Find the next three terms of the sequence :

$\sqrt{5}, 5, 5\sqrt{5}, …….$

Since,

$\dfrac{5}{\sqrt{5}} = \dfrac{5\sqrt{5}}{5} = \sqrt{5}$

Hence, the sequence $\sqrt{5}, 5, 5\sqrt{5}, …….$ is a G.P. with r = $\sqrt{5} \text{ and } a = \sqrt{5}.$

Next three terms are = 4^th, 5^th and 6^th.

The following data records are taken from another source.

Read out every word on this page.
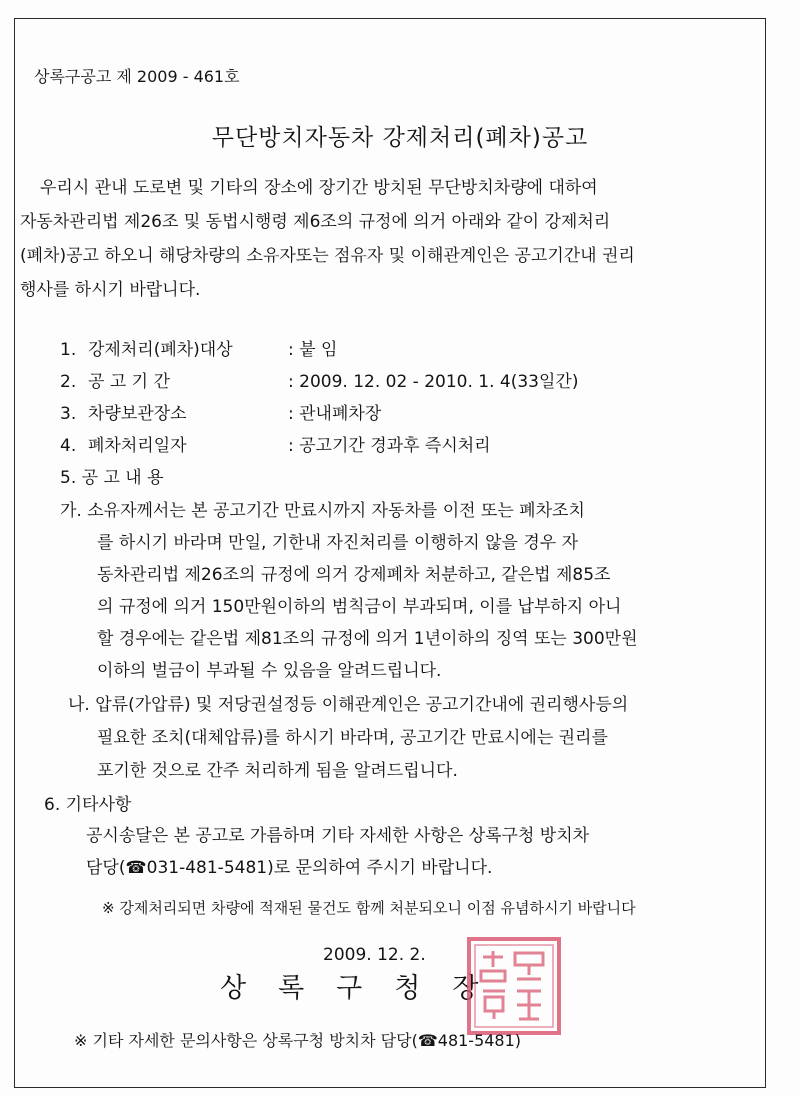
상록구공고 제 2009 - 461호
무단방치자동차 강제처리(폐차)공고
우리시 관내 도로변 및 기타의 장소에 장기간 방치된 무단방치차량에 대하여
자동차관리법 제26조 및 동법시행령 제6조의 규정에 의거 아래와 같이 강제처리
(폐차)공고 하오니 해당차량의 소유자또는 점유자 및 이해관계인은 공고기간내 권리
행사를 하시기 바랍니다.
1. 강제처리(폐차)대상	: 붙 임
2. 공 고 기 간	: 2009. 12. 02 - 2010. 1. 4(33일간)
3. 차량보관장소	: 관내폐차장
4. 폐차처리일자	: 공고기간 경과후 즉시처리
5. 공 고 내 용
가. 소유자께서는 본 공고기간 만료시까지 자동차를 이전 또는 폐차조치
를 하시기 바라며 만일, 기한내 자진처리를 이행하지 않을 경우 자
동차관리법 제26조의 규정에 의거 강제폐차 처분하고, 같은법 제85조
의 규정에 의거 150만원이하의 범칙금이 부과되며, 이를 납부하지 아니
할 경우에는 같은법 제81조의 규정에 의거 1년이하의 징역 또는 300만원
이하의 벌금이 부과될 수 있음을 알려드립니다.
나. 압류(가압류) 및 저당권설정등 이해관계인은 공고기간내에 권리행사등의
필요한 조치(대체압류)를 하시기 바라며, 공고기간 만료시에는 권리를
포기한 것으로 간주 처리하게 됨을 알려드립니다.
6. 기타사항
공시송달은 본 공고로 가름하며 기타 자세한 사항은 상록구청 방치차
담당(☎031-481-5481)로 문의하여 주시기 바랍니다.
※ 강제처리되면 차량에 적재된 물건도 함께 처분되오니 이점 유념하시기 바랍니다
2009. 12. 2.
상록구청장
※ 기타 자세한 문의사항은 상록구청 방치차 담당(☎481-5481)
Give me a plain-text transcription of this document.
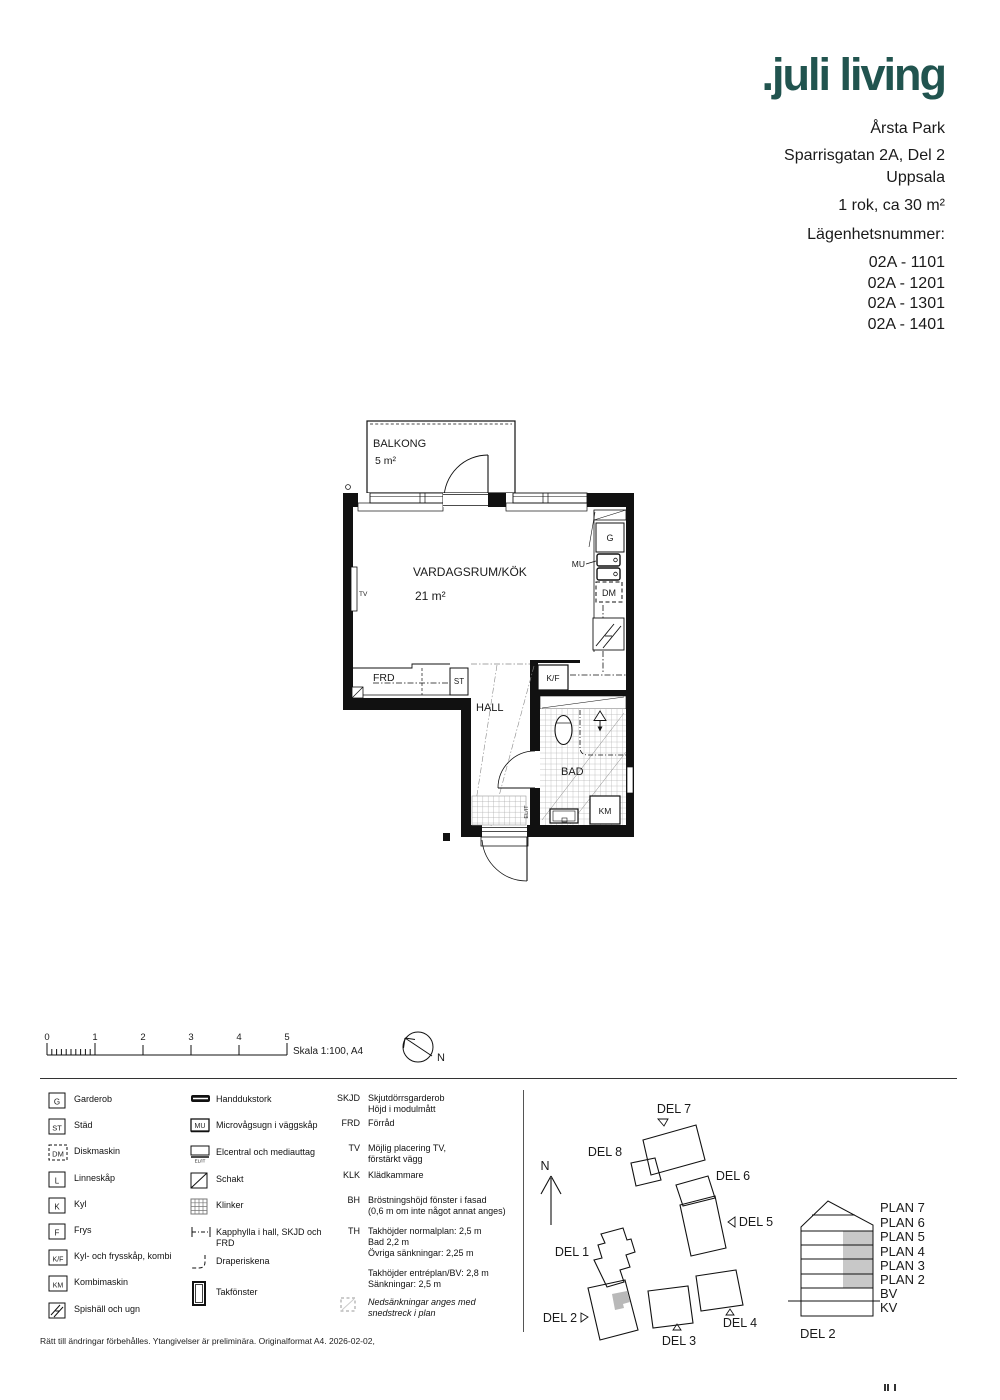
.juli living
Årsta Park
Sparrisgatan 2A, Del 2
Uppsala
1 rok, ca 30 m²
Lägenhetsnummer:
02A - 1101
02A - 1201
02A - 1301
02A - 1401
BALKONG
5 m²
TV
G
MU
DM
K/F
FRD	ST
HALL
EL/IT	KM
BAD
VARDAGSRUM/KÖK
21 m²
0	1	2	3	4	5
Skala 1:100, A4
N
G Garderob
ST Städ
DM Diskmaskin
L Linneskåp
K Kyl
F Frys
K/F Kyl- och frysskåp, kombi
KM Kombimaskin
Spishäll och ugn
Handdukstork
MU Microvågsugn i väggskåp
EL/IT
Elcentral och mediauttag
Schakt
Klinker
Kapphylla i hall, SKJD och FRD
Draperiskena
Takfönster
SKJD Skjutdörrsgarderob
Höjd i modulmått
FRD Förråd
TV Möjlig placering TV,
förstärkt vägg
KLK Klädkammare
BH Bröstningshöjd fönster i fasad
(0,6 m om inte något annat anges)
TH Takhöjder normalplan: 2,5 m
Bad 2,2 m
Övriga sänkningar: 2,25 m
Takhöjder entréplan/BV: 2,8 m
Sänkningar: 2,5 m
Nedsänkningar anges med
snedstreck i plan
N
DEL 7
DEL 8
DEL 6
DEL 5
DEL 1
DEL 2
DEL 3
DEL 4
PLAN 7
PLAN 6
PLAN 5
PLAN 4
PLAN 3
PLAN 2
BV
KV
DEL 2
Rätt till ändringar förbehålles. Ytangivelser är preliminära. Originalformat A4. 2026-02-02,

We know that n^th term of G.P.,

a_n = ar^{n - 1}

⇒ a₄ = ar^{(4 - 1)}

= ar³

= $\sqrt{5}(\sqrt{5})^3 = \sqrt{5}(5\sqrt{5})$

= 25.

⇒ a₅ = ar^{(5 - 1)}

= ar⁴

= $\sqrt{5}(\sqrt{5})^4 = \sqrt{5}(25)$

= $25\sqrt{5}$.

⇒ a₆ = ar^{(6 - 1)}

= ar⁵

= $\sqrt{5}(\sqrt{5})^5 = \sqrt{5}(25\sqrt{5})$

= 125.

Hence, next three terms of the G.P. are = 25, 25√5 and 125.